Die Flughafenanlagen Tegel-Süd entstanden zwischen 1965 und 1975 nach Plänen des Hamburger Architektenbüros von Gerkan, Marg und Partner (gmp), das dadurch international bekannt wurde. Zu dem Architektenteam gehörte neben Meinhard von Gerkan und Volkwin Marg auch Klaus Nickels. In Tegel-Süd erfolgte 1969 der erste Spatenstich, 1970 war Baubeginn und 1972 Richtfest.
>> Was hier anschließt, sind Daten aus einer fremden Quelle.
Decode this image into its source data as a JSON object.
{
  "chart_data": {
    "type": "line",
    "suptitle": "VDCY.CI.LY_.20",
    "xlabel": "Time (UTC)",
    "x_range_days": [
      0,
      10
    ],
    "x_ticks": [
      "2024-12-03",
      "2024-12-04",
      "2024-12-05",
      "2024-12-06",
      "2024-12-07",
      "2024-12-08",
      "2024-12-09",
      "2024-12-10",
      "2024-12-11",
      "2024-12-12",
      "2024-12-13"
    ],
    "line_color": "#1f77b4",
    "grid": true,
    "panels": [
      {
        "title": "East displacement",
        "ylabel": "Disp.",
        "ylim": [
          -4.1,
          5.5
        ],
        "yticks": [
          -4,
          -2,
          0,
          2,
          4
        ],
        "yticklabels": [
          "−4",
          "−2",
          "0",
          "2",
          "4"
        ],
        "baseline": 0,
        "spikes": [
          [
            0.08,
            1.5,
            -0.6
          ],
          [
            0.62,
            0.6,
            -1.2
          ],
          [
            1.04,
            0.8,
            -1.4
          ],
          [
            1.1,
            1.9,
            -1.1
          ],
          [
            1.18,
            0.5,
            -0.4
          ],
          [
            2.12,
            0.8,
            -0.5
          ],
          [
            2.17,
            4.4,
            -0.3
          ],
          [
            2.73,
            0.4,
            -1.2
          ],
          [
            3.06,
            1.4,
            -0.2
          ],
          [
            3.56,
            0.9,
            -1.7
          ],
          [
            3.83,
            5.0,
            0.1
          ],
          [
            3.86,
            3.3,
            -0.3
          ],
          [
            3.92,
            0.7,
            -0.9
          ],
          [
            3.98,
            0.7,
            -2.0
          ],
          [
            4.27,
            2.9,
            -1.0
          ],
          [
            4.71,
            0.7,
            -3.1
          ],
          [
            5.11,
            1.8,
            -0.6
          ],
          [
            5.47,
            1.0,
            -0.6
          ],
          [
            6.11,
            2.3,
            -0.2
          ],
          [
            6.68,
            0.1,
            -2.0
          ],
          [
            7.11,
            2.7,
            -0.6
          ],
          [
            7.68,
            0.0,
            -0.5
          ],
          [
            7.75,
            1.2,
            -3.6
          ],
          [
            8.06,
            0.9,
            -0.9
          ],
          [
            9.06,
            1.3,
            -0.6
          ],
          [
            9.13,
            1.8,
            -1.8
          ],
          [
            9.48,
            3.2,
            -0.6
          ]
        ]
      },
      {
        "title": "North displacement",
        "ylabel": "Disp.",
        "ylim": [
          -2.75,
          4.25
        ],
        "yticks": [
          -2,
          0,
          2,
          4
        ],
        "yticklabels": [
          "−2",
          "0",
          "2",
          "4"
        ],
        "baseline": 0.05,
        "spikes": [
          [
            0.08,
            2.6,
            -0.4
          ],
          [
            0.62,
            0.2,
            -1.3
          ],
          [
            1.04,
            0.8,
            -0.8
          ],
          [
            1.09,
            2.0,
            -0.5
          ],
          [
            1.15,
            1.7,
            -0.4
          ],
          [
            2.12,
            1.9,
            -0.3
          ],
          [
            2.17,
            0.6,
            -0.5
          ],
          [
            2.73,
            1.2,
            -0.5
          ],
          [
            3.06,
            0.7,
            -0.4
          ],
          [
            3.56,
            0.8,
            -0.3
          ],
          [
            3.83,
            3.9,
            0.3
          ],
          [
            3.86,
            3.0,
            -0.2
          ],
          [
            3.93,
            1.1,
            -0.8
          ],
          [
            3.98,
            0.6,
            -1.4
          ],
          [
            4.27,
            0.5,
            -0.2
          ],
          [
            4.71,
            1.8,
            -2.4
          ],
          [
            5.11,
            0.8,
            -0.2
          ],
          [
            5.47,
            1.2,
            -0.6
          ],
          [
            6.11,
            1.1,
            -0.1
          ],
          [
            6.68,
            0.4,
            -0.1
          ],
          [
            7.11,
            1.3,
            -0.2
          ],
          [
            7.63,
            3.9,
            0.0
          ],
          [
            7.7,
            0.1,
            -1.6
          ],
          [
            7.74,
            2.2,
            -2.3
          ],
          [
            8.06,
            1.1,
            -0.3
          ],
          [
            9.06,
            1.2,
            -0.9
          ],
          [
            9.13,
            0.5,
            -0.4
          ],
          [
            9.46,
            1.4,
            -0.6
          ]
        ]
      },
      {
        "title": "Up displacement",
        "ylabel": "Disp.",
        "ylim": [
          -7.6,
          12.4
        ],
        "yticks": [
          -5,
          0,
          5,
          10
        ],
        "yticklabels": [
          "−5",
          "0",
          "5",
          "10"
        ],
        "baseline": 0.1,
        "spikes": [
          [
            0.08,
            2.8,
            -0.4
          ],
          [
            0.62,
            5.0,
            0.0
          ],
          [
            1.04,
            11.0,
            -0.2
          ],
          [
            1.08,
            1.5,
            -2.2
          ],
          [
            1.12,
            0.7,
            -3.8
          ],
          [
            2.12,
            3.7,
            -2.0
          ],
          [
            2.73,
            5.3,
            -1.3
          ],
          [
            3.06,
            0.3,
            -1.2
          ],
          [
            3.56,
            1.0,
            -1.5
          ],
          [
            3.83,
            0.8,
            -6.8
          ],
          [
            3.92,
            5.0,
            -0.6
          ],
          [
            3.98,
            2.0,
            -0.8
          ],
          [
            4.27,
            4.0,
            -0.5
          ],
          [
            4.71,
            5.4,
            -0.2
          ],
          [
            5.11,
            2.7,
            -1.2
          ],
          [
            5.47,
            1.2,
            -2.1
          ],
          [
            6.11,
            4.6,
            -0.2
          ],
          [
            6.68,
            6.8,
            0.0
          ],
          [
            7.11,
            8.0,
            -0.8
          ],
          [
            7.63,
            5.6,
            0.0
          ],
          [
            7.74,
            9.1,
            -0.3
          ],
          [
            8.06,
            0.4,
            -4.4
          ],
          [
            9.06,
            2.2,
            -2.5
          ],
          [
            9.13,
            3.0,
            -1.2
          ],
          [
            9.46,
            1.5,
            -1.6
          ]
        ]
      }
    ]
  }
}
Das bis heute genutzte sechseckige Hauptterminalgebäude, das sich am südlichen Ende des Flughafens befindet, wurde am 23. Oktober 1974 eingeweiht und am 1. November 1974 eröffnet. Zur Eröffnung wurden eigens die damals drei größten Großraumflugzeuge der Welt, eine Lockheed L-1011 der British Airways, eine McDonnell Douglas DC-10 von Laker Airways, eine Boeing 747-100 von PanAm sowie ein Airbus A300B2 von Air France eingeflogen. Der erste planmäßige Flug, durchgeführt von Dan-Air mit einer BAC One-Eleven erreichte um sechs Uhr morgens von Teneriffa aus das Terminal. Mit der Eröffnung des Terminals wurden die Anlagen nördlich der Start- und Landebahn für den Zivilverkehr geschlossen. Die Kosten für die Neubauten beliefen sich auf 430 Millionen Deutsche Mark[11]. Seit 1975 entwickelte sich Tegel weiter zum wichtigsten Passagierflughafen Berlins.
Der Vorläufer der heutigen Air Berlin, Air Berlin USA, startete gegen Ende der 70er Jahre ihre Präsenz am Flughafen[12]. 1988 startete EuroBerlin France mit ihrer in Tegel stationierten Flotte Flüge nach ganz Deutschland. Ende der 1980er-Jahre war die Errichtung eines zusätzlichen Abfertigungsgebäudes mit dem Namen Terminal am Veto der Alternativen Liste, die damals zusammen mit der SPD im West-Berliner Senat regierten. Auch der darunter geplante U-Bahnhof wurde nicht gebaut, es existieren allerdings einige unvollendete Bauwerke der dazu geplanten Verlängerung der Linie U5; der Bahnhof Jungfernheide wurde bei der Verlängerung der Linie U7 entsprechend als Kreuzung mit der ebenfalls zu verlängernden U5 ausgelegt.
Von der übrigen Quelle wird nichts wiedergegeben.